Richard Allman’s drawings are beautifully crafted and document the process of time and change, which he has encapsulated in his film Tamarama. He spent months taking the river cruise from the Barbican in Plymouth along the River Tamar, meticulously drawing and redrawing the landscape. In his first animation, Richard uses his unique drawing style to capture the essence of this historic waterway, which marks the boundary between Devon and Cornwall.
Richard Allman is an active local artist living in Plymouth who has spent years documenting the changing landscape of the city and surrounding area.
“My interest in regeneration projects and the change to our surroundings. The process of change to buildings all around us fascinates me. Much of this work is large scale drawing projects concerned with demolition and reconstruction – buildings partially there, the machinery being used and the superb new vistas opened up, often only temporarily. I am most interested in the process – when the building is completed, my fascination seems to disappear!
I think a lot of people relate more easily to such drawings than to plans or models. I’m really pleased if this work helps to involve people more in the change to their surroundings, to really see what’s going on and form a judgment. Photography is vital in recording change too, but drawing can be more subjective, personal, quirky and expressive in complementing photography.”

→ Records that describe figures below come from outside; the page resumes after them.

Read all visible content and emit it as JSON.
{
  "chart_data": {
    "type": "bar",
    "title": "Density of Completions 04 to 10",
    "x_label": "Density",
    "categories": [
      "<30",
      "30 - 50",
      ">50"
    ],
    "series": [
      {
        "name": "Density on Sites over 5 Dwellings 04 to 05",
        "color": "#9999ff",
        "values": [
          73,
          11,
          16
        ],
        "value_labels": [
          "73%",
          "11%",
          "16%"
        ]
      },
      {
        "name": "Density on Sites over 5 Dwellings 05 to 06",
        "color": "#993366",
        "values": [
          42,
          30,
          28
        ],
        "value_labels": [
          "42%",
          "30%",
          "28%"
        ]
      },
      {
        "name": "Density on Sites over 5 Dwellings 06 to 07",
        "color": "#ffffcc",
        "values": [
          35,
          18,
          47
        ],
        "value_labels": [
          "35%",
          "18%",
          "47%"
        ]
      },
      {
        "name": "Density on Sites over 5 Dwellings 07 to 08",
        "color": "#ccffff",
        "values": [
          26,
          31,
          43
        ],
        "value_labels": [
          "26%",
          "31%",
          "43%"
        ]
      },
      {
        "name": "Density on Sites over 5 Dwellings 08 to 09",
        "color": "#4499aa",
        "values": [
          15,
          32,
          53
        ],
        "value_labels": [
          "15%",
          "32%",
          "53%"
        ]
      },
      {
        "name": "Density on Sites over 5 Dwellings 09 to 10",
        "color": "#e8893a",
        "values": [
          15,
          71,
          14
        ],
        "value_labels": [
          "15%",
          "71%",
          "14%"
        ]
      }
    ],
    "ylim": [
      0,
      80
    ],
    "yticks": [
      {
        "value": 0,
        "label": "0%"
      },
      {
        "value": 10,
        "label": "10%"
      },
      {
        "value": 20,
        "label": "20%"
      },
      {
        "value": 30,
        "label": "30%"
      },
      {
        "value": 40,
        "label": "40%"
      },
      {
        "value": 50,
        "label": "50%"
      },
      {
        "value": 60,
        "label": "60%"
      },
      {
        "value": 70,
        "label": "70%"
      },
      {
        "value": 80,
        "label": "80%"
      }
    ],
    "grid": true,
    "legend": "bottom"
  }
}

The River Tamar is a landscape of great contrast from the industrial space of the Devonport dockyards to the idyllic beauty of the upper tidal reaches. The film is fun and has great character, which reflects the essence of the River.
Tamarama (2014) was commissioned by the River Tamar Project in partnership with Plymouth University and made possible with support from, Arts Council England, Cornish Mining World Heritage and FEAST. The film premiered during the It’s All About the River film festival in September 2014.